SAMARINDA: Dugaan praktik korupsi mencuat dari aktivitas terminal ship to ship (STS) di perairan Muara Berau dan Muara Jawa, Kabupaten Kutai Kartanegara (Kukar).
Asosiasi Perusahaan Tambang PT Pelabuhan Tiga Bersaudara (APT–PTB) dituding melakukan pungutan liar (pungli) tanpa dasar hukum terhadap aktivitas bongkar muat batu bara antarkapal, dengan potensi kerugian negara dan daerah yang ditaksir mencapai Rp5,04 triliun.
APT-PTB diduga memungut biaya sebesar USD 0,8 per metrik ton batu bara dari setiap kegiatan pemindahan muatan di area tersebut.
Aktivitas ini telah berlangsung cukup lama meskipun tanpa kejelasan dasar legal yang sah.
Akibatnya, masyarakat pesisir yang merasa dirugikan akhirnya menggugat kegiatan tersebut ke Pengadilan Negeri Tenggarong.
Anggota Komisi II DPRD Kalimantan Timur (Kaltim), Husni Fahruddin, membenarkan adanya gugatan yang diajukan oleh masyarakat pesisir.
Gugatan tersebut merupakan bentuk protes karena masyarakat merasa diabaikan dan dirugikan oleh aktivitas perusahaan.
“Masyarakat pesisir itu kemudian menggugat kita. Gugatannya di PN Tenggarong. Padahal kita sudah sempat mengakomodir dan mengajak RDP (Rapat Dengar Pendapat) untuk menyelesaikan persoalan ini,” ujar Husni pada Senin, 26 Mei 2025.
Namun, lanjut Husni, seiring proses bergulir, muncul pula laporan-laporan terkait dugaan tindak pidana korupsi dalam kegiatan tersebut.
DPRD menilai kasus ini bukan hanya berdampak hukum, tetapi juga menyangkut potensi kerugian fiskal daerah.
“Kalau senilai itu (Rp5,04 triliun), tentu saja sudah merugikan keuangan daerah. Bukan hanya keuangan negara,” tegas politisi Partai Golkar tersebut.
Merespons serius situasi ini, DPRD Kaltim akan segera memanggil manajemen APT–PTB dalam waktu dekat.
Pemanggilan akan dilakukan oleh komisi terkait, dengan menghadirkan pula perwakilan masyarakat pesisir sebagai pihak yang menggugat.
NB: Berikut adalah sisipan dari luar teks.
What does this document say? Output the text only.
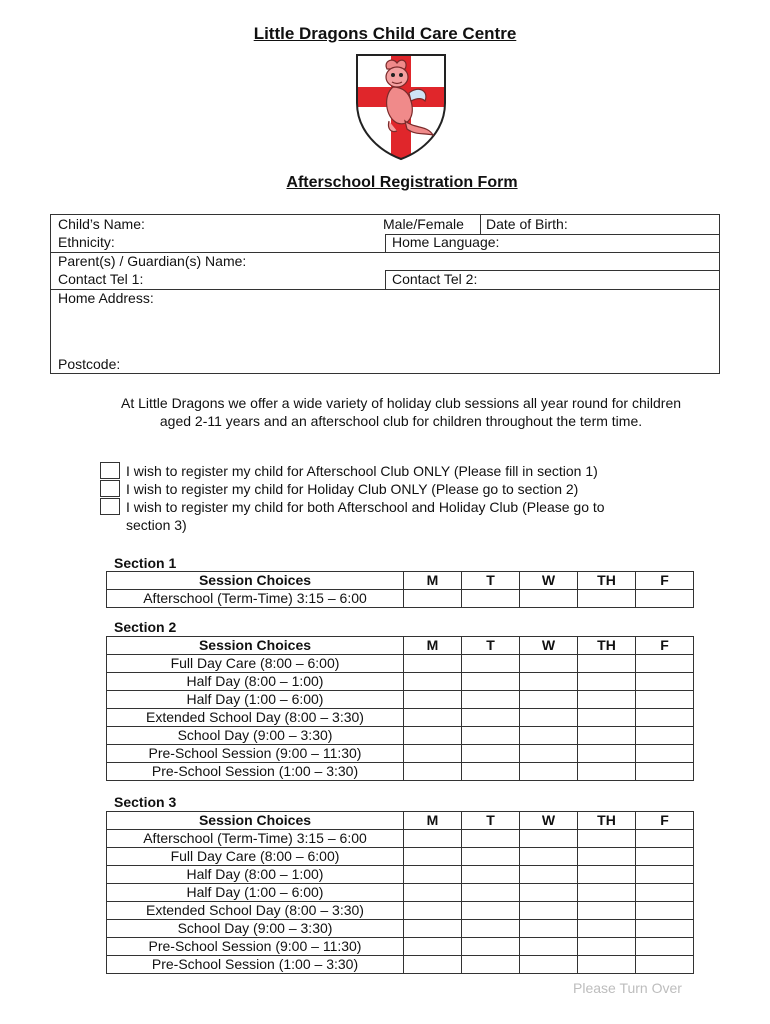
Little Dragons Child Care Centre
Afterschool Registration Form
Child’s Name:	Male/Female Date of Birth:
Ethnicity:	Home Language:
Parent(s) / Guardian(s) Name:
Contact Tel 1:	Contact Tel 2:
Home Address:
Postcode:
At Little Dragons we offer a wide variety of holiday club sessions all year round for children aged 2-11 years and an afterschool club for children throughout the term time.
I wish to register my child for Afterschool Club ONLY (Please fill in section 1)
I wish to register my child for Holiday Club ONLY (Please go to section 2)
I wish to register my child for both Afterschool and Holiday Club (Please go to
section 3)
Section 1
Session Choices	M	T	W	TH	F
Afterschool (Term-Time) 3:15 – 6:00					
Section 2
Session Choices	M	T	W	TH	F
Full Day Care (8:00 – 6:00)					
Half Day (8:00 – 1:00)					
Half Day (1:00 – 6:00)					
Extended School Day (8:00 – 3:30)					
School Day (9:00 – 3:30)					
Pre-School Session (9:00 – 11:30)					
Pre-School Session (1:00 – 3:30)					
Section 3
Session Choices	M	T	W	TH	F
Afterschool (Term-Time) 3:15 – 6:00					
Full Day Care (8:00 – 6:00)					
Half Day (8:00 – 1:00)					
Half Day (1:00 – 6:00)					
Extended School Day (8:00 – 3:30)					
School Day (9:00 – 3:30)					
Pre-School Session (9:00 – 11:30)					
Pre-School Session (1:00 – 3:30)					
Please Turn Over
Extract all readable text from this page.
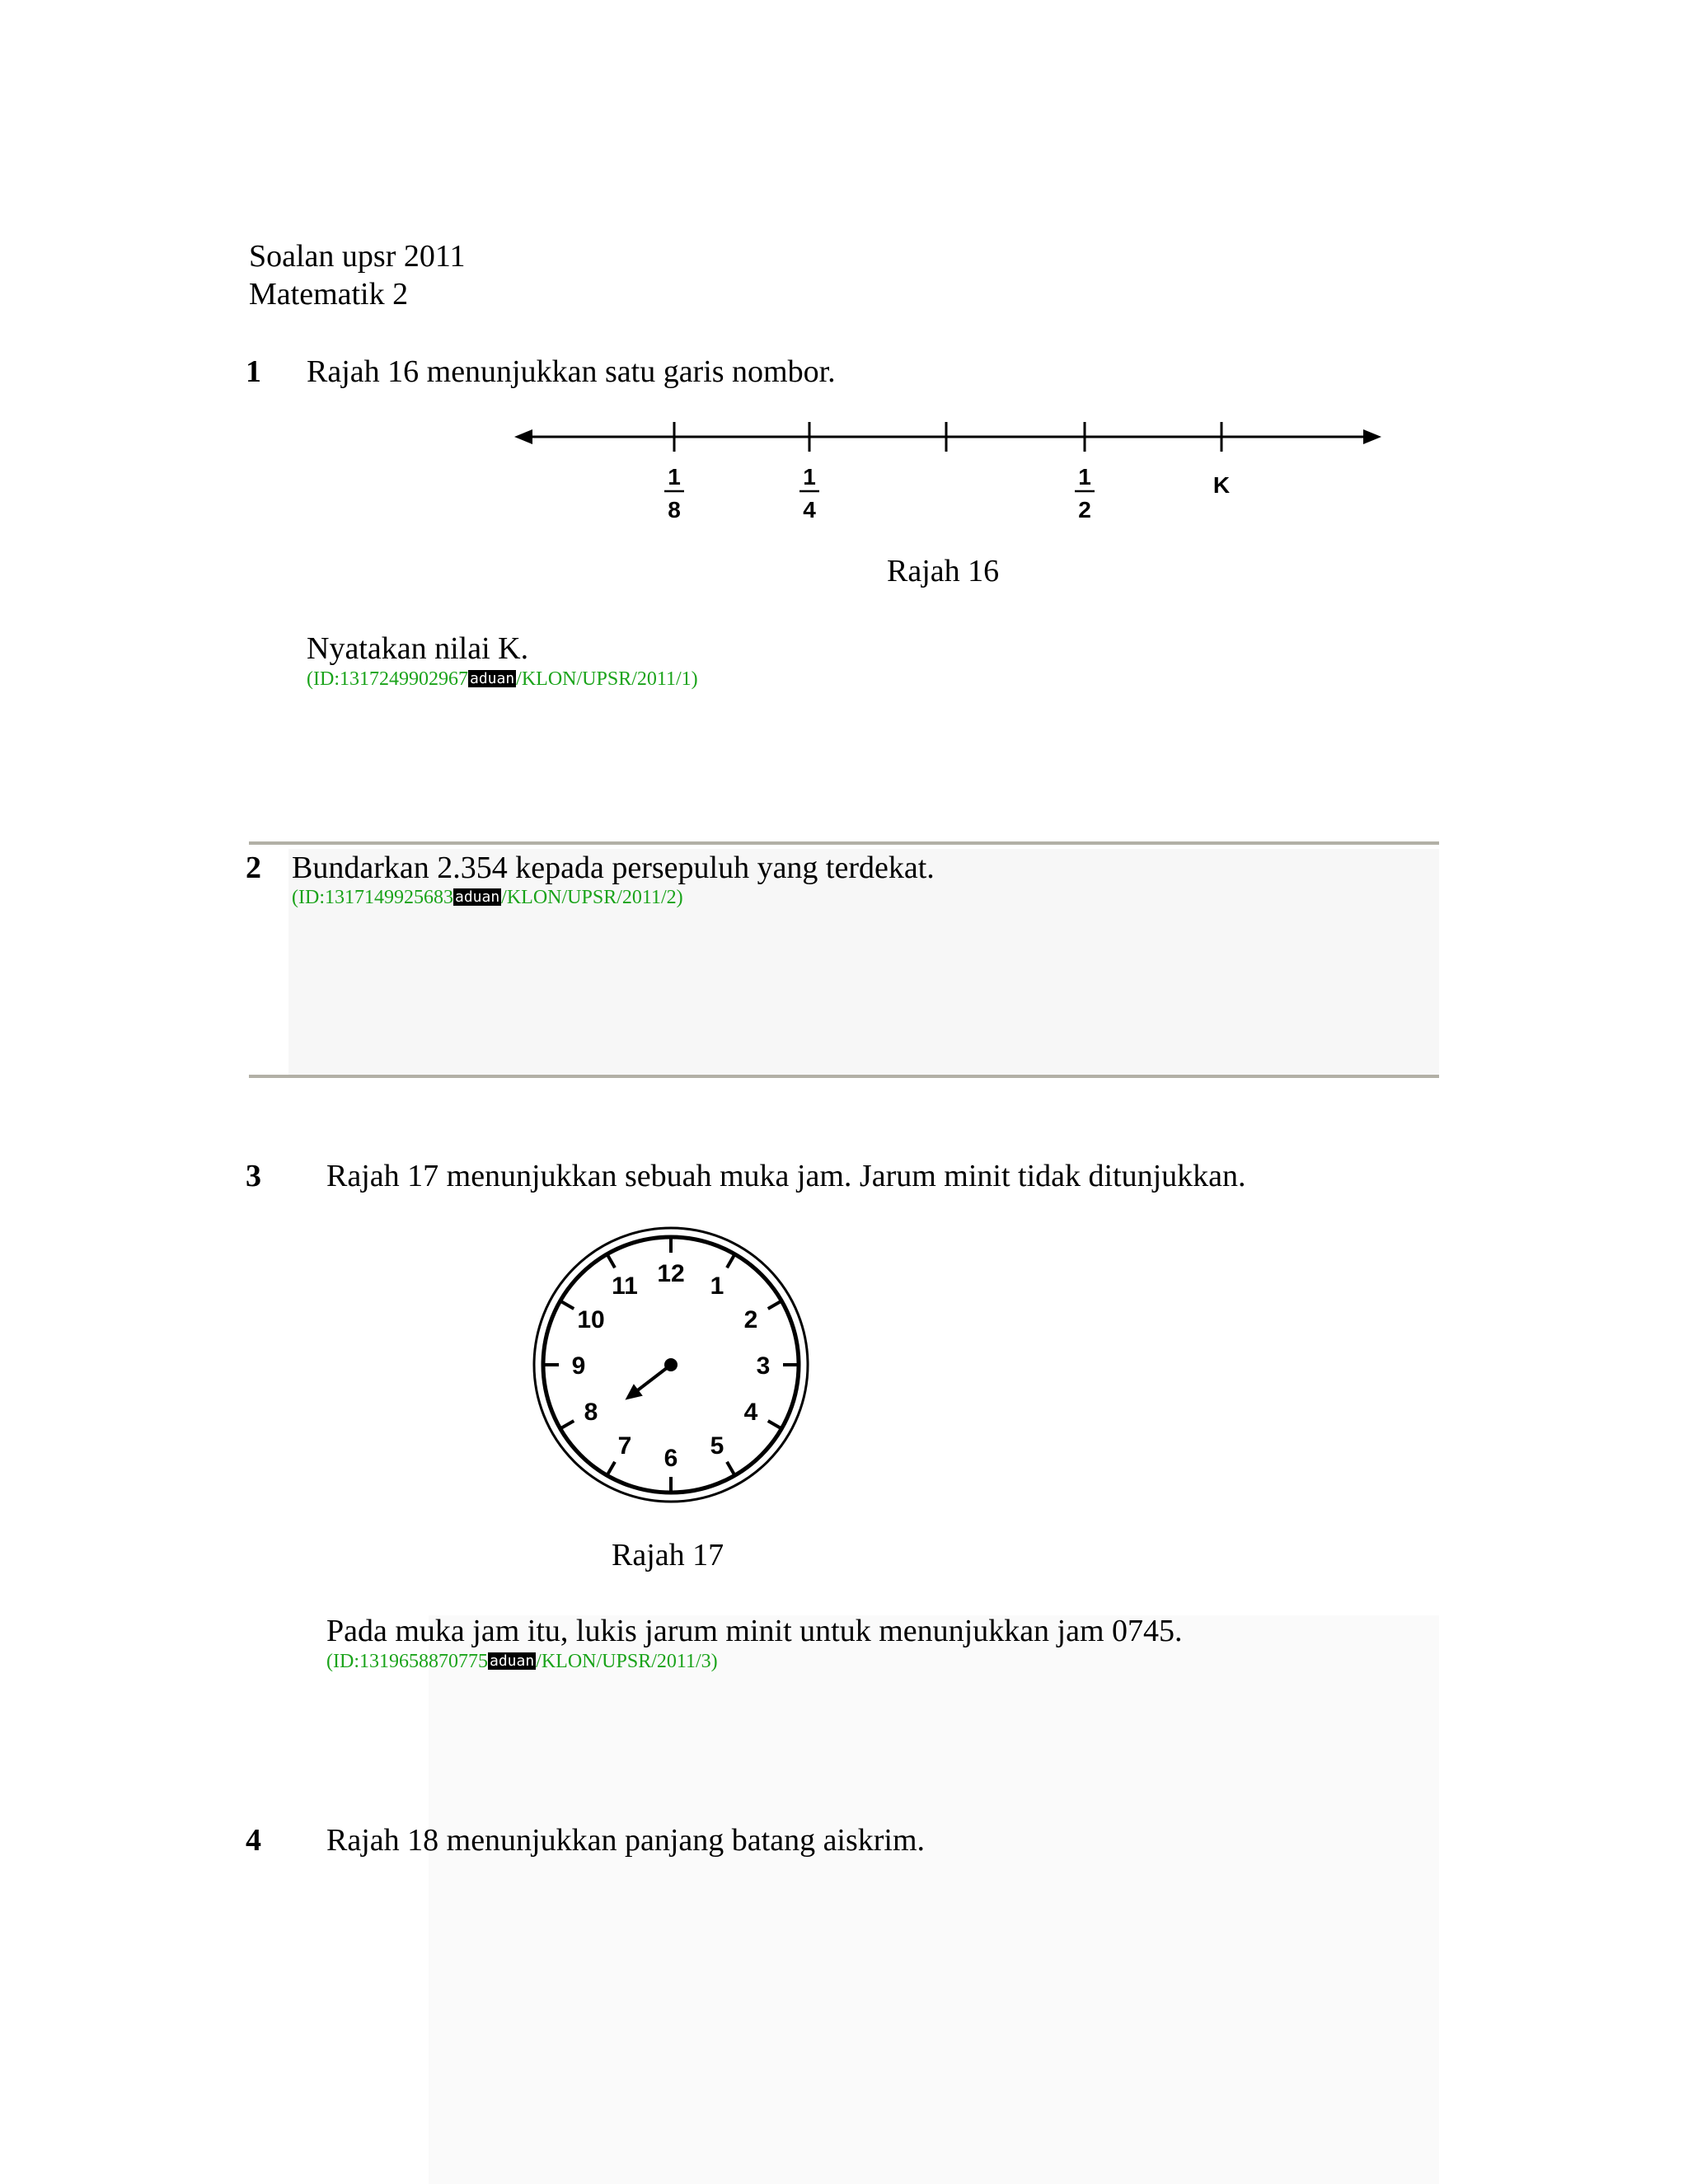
Soalan upsr 2011
Matematik 2
1 Rajah 16 menunjukkan satu garis nombor.
1
8
1
4
1
2
K
Rajah 16
Nyatakan nilai K.
(ID:1317249902967 aduan/KLON/UPSR/2011/1)
2 Bundarkan 2.354 kepada persepuluh yang terdekat.
(ID:1317149925683 aduan/KLON/UPSR/2011/2)
3 Rajah 17 menunjukkan sebuah muka jam. Jarum minit tidak ditunjukkan.
12 1
2
3
4
5
6
7
8
9
10
11
Rajah 17
Pada muka jam itu, lukis jarum minit untuk menunjukkan jam 0745.
(ID:1319658870775 aduan/KLON/UPSR/2011/3)
4 Rajah 18 menunjukkan panjang batang aiskrim.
Agenda pemanggilan akan mencakup dua hal pokok, yakni klarifikasi atas gugatan masyarakat dan investigasi terhadap dugaan tindak pidana korupsi dalam kegiatan STS.
“Ini penting karena ada kerugian besar yang harus dipertanggungjawabkan. Apalagi, ini berkaitan dengan wilayah zonasi provinsi,” tutup Husni.